4.11 Het bestreden besluit is onvoldoende zorgvuldig voorbereid nu het berust op een onjuiste medische grondslag. Daartoe is, zoals hiervoor overwogen, van belang dat geen nadere informatie is ingewonnen bij de behandelende sector ten aanzien van de prognose op lange termijn met betrekking tot de rugklachten van eiseres en voorts dat het op de weg van de bezwaarverzekeringsarts had gelegen eiseres zelf lichamelijk te onderzoeken. Het bestreden besluit is voorts onvoldoende toereikend gemotiveerd, omdat de medische conclusies waarop het besluit mede is gebaseerd, onvoldoende specifiek zien op de situatie van eiseres. Ten slotte is onvoldoende gemotiveerd of en in hoeverre behandelbaarheid van de medische klachten van eiseres leidt tot verbetering van de belastbaarheid voor arbeid op lange termijn.
Gelet daarop zal de rechtbank het beroep van eiseres gegrond verklaren en het bestreden besluit vernietigen wegens strijd met artikelen 3:2 en 7:12 van de Algemene wet bestuursrecht (Awb). Verweerder zal een nieuw besluit dienen te nemen met inachtneming van hetgeen in deze uitspraak is overwogen.

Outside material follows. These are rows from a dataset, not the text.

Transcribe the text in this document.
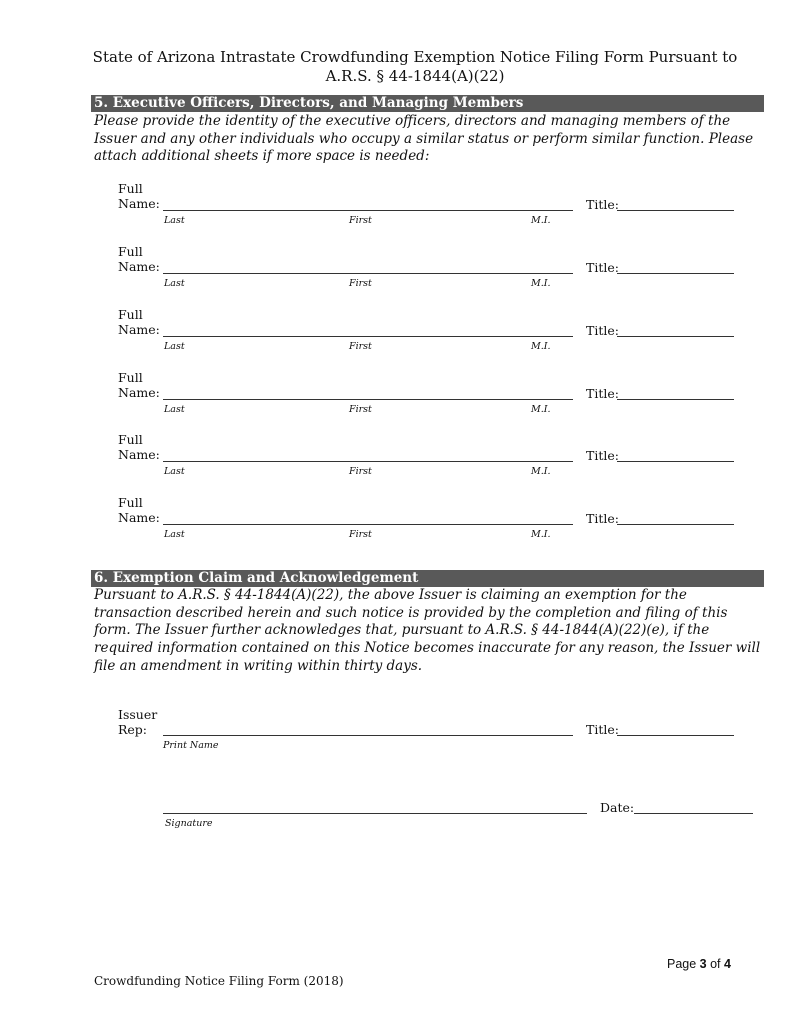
State of Arizona Intrastate Crowdfunding Exemption Notice Filing Form Pursuant to
A.R.S. § 44-1844(A)(22)
5. Executive Officers, Directors, and Managing Members
Please provide the identity of the executive officers, directors and managing members of the Issuer and any other individuals who occupy a similar status or perform similar function. Please attach additional sheets if more space is needed:
Full
Name:
Last	First	M.I.
Title:
Full
Name:
Last	First	M.I.
Title:
Full
Name:
Last	First	M.I.
Title:
Full
Name:
Last	First	M.I.
Title:
Full
Name:
Last	First	M.I.
Title:
Full
Name:
Last	First	M.I.
Title:
6. Exemption Claim and Acknowledgement
Pursuant to A.R.S. § 44-1844(A)(22), the above Issuer is claiming an exemption for the transaction described herein and such notice is provided by the completion and filing of this form. The Issuer further acknowledges that, pursuant to A.R.S. § 44-1844(A)(22)(e), if the required information contained on this Notice becomes inaccurate for any reason, the Issuer will file an amendment in writing within thirty days.
Issuer
Rep:
Print Name
Title:
Signature
Date:
Page 3 of 4
Crowdfunding Notice Filing Form (2018)
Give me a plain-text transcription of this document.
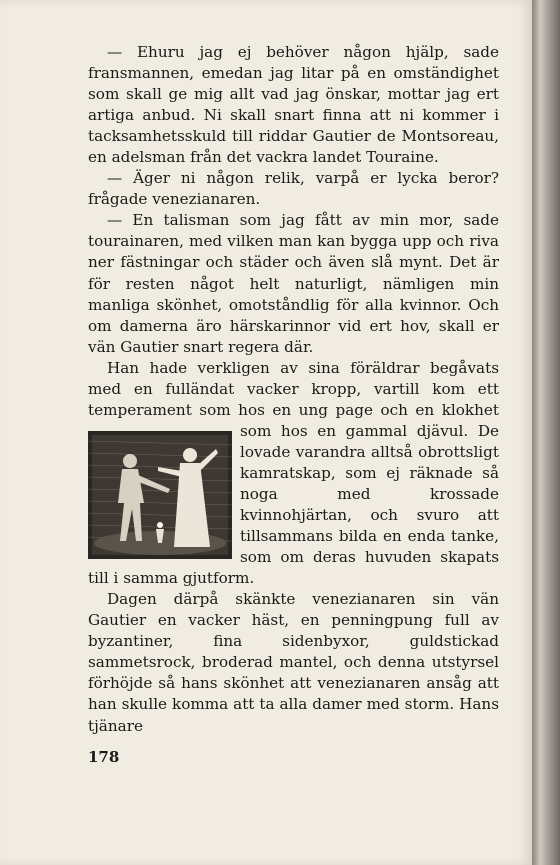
— Ehuru jag ej behöver någon hjälp, sade fransmannen, emedan jag litar på en omständighet som skall ge mig allt vad jag önskar, mottar jag ert artiga anbud. Ni skall snart finna att ni kommer i tacksamhetsskuld till riddar Gautier de Montsoreau, en adelsman från det vackra landet Touraine.

— Äger ni någon relik, varpå er lycka beror? frågade venezianaren.

— En talisman som jag fått av min mor, sade tourainaren, med vilken man kan bygga upp och riva ner fästningar och städer och även slå mynt. Det är för resten något helt naturligt, nämligen min manliga skönhet, omotståndlig för alla kvinnor. Och om damerna äro härskarinnor vid ert hov, skall er vän Gautier snart regera där.

Han hade verkligen av sina föräldrar begåvats med en fulländat vacker kropp, vartill kom ett temperament som hos en ung page och en klokhet som hos en gammal djävul. De lovade varandra alltså obrottsligt kamratskap, som ej räknade så noga med krossade kvinnohjärtan, och svuro att tillsammans bilda en enda tanke, som om deras huvuden skapats till i samma gjutform.

Dagen därpå skänkte venezianaren sin vän Gautier en vacker häst, en penningpung full av byzantiner, fina sidenbyxor, guldstickad sammetsrock, broderad mantel, och denna utstyrsel förhöjde så hans skönhet att venezianaren ansåg att han skulle komma att ta alla damer med storm. Hans tjänare

178
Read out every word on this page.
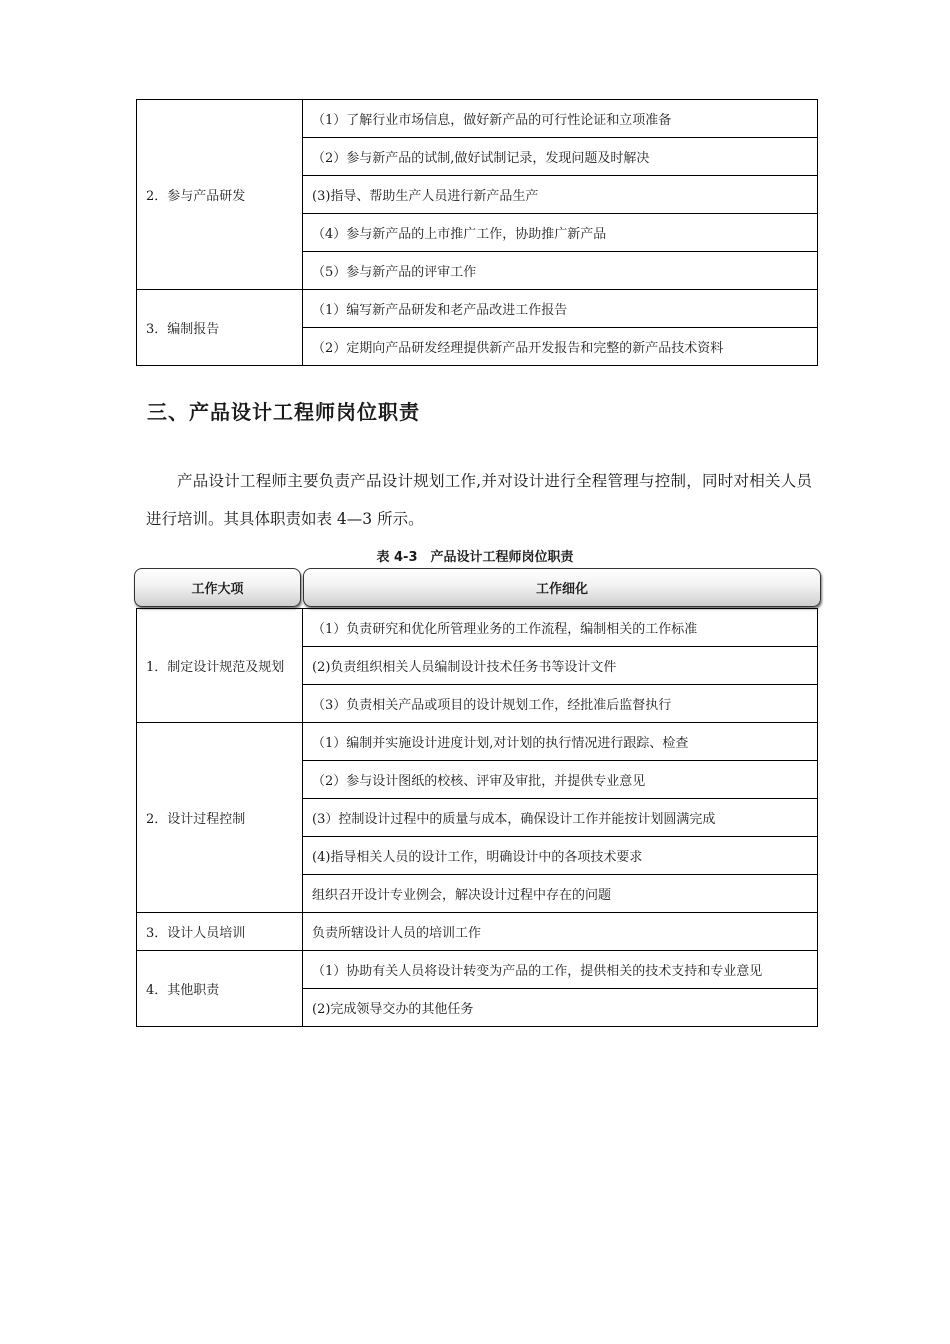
2．参与产品研发	（1）了解行业市场信息，做好新产品的可行性论证和立项准备
	（2）参与新产品的试制,做好试制记录，发现问题及时解决
	(3)指导、帮助生产人员进行新产品生产
	（4）参与新产品的上市推广工作，协助推广新产品
	（5）参与新产品的评审工作
3．编制报告	（1）编写新产品研发和老产品改进工作报告
	（2）定期向产品研发经理提供新产品开发报告和完整的新产品技术资料
三、产品设计工程师岗位职责
产品设计工程师主要负责产品设计规划工作,并对设计进行全程管理与控制，同时对相关人员进行培训。其具体职责如表 4—3 所示。
表 4-3　产品设计工程师岗位职责
工作大项	工作细化
1．制定设计规范及规划	（1）负责研究和优化所管理业务的工作流程，编制相关的工作标准
	(2)负责组织相关人员编制设计技术任务书等设计文件
	（3）负责相关产品或项目的设计规划工作，经批准后监督执行
2．设计过程控制	（1）编制并实施设计进度计划,对计划的执行情况进行跟踪、检查
	（2）参与设计图纸的校核、评审及审批，并提供专业意见
	(3）控制设计过程中的质量与成本，确保设计工作并能按计划圆满完成
	(4)指导相关人员的设计工作，明确设计中的各项技术要求
	组织召开设计专业例会，解决设计过程中存在的问题
3．设计人员培训	负责所辖设计人员的培训工作
4．其他职责	（1）协助有关人员将设计转变为产品的工作，提供相关的技术支持和专业意见
	(2)完成领导交办的其他任务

4.12 Gelet op het voorgaande is er aanleiding om verweerder te veroordelen in de kosten die eiseres in verband met de behandeling van het beroep redelijkerwijs heeft moeten maken. Deze kosten zijn met toepassing van het Besluit proceskosten bestuursrecht begroot op € 644,- als kosten van verleende rechtsbijstand (1 punt x € 322,- voor het indienen van het beroepschrift en 1 punt x € 322 voor het verschijnen ter zitting).
De rechtbank beslist als volgt.
Beslissing
De rechtbank Utrecht,
5.1 verklaart het beroep gegrond,
5.2 vernietigt het bestreden besluit,
5.3 bepaalt dat verweerder binnen dertien weken nadat deze uitspraak onherroepelijk is geworden een nader besluit neemt met inachtneming van hetgeen in deze uitspraak is overwogen,
5.4 bepaalt dat het Uwv het door eiseres betaalde griffierecht ad € 38,- aan haar vergoedt,
5.5 veroordeelt verweerder in de proceskosten van eiseres in dit geding ad € 644,- te betalen door het Uwv aan eiseres.
Aldus vastgesteld door mr. M.P. Gerrits-Janssens en in het openbaar uitgesproken op 1 juni 2007.
De griffier: De rechter:
mr. R.A. van Bruchem mr. M.P. Gerrits-Janssens
De griffier is verhinderd deze uitspraak mede te ondertekenen.
Afschrift verzonden op:
Tegen deze uitspraak staat, binnen zes weken na de dag van bekendmaking hiervan, voor belanghebbenden hoger beroep open bij de Centrale Raad van Beroep, Postbus 16002, 3500 DA Utrecht.